Le 11-Septembre, c'est encore pire que la peur. Le 11-Septembre, c'est la torpeur. La torpeur, c'est le ralentissement général des manifestations de la vie. Nous sommes tous engourdis devant notre écran. À demi conscients. C'est pour ça que l'homme au pied cassé de Campbellton peut endurer sa douleur. Les images qu'il voit l'ont anesthésié.

Le 11 septembre 2001, nous sommes des millions de chevreuils figés devant la lumière de la télé.
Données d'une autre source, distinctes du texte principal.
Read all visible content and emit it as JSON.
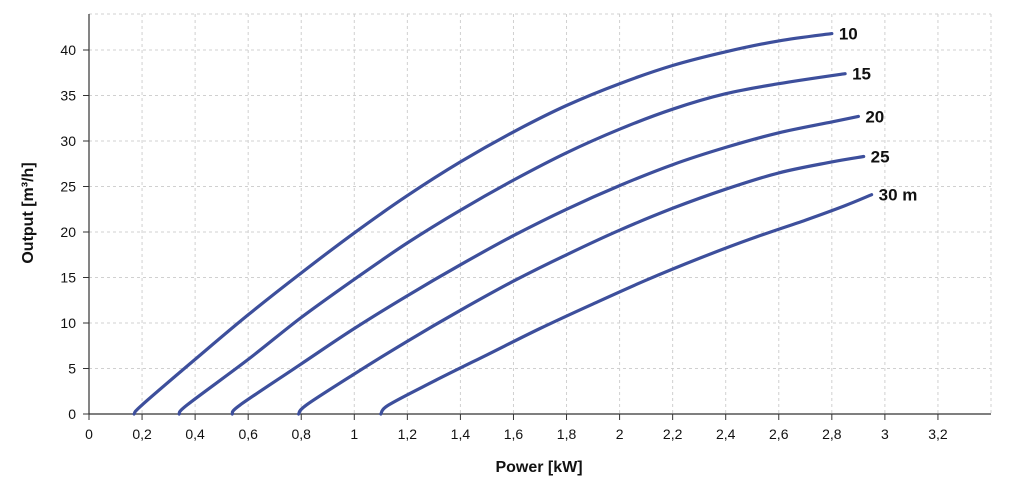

On reste là, en attendant qu'un avion nous rentre dedans.

Il y en a qui sont restés comme ça toute la journée; d'autres, toute la semaine; d'autres, tout le mois.

À force de voir en boucle les images des avions qui frappent les tours, cela a fini par nous rassurer. Ce sont toujours les mêmes. Ce n'est jamais nous. On peut donc continuer à vivre.

Notre 11 septembre a fini par se terminer.

M. Cormier s'est remis à avoir mal au pied: «Vite, docteur, faites quelque chose!»

Et on a tous continué notre chemin. Mais comme on se sentait un peu coupables de faire partie des épargnés, on a dit que, dorénavant, on ferait notre chemin avec notre prochain, qu'on allait penser aux autres, qu'on deviendrait de meilleurs humains, qu'on allait changer le monde. On croyait vraiment que cette tragédie vécue ensemble, dans l'urgence de nos vies, allait nous rapprocher, pour toujours. Dix ans plus tard, il n'en est rien.

Le 11 septembre 2001, le monde n'a pas changé. Le 11 septembre 2001, le monde s'est arrêté. Puis, tranquillement, il s'est remis à fonctionner. Comme avant. Entre l'amour et la haine. Parfois, la haine est loin de chez nous; parfois, elle est juste à côté. Parfois, elle est en nous.

Que les commémorations du 11-Septembre servent au moins à ça: à nous rappeler que, dans la liste des disparus, il y a les milliers de victimes et les millions de promesses que nous leur avons faites.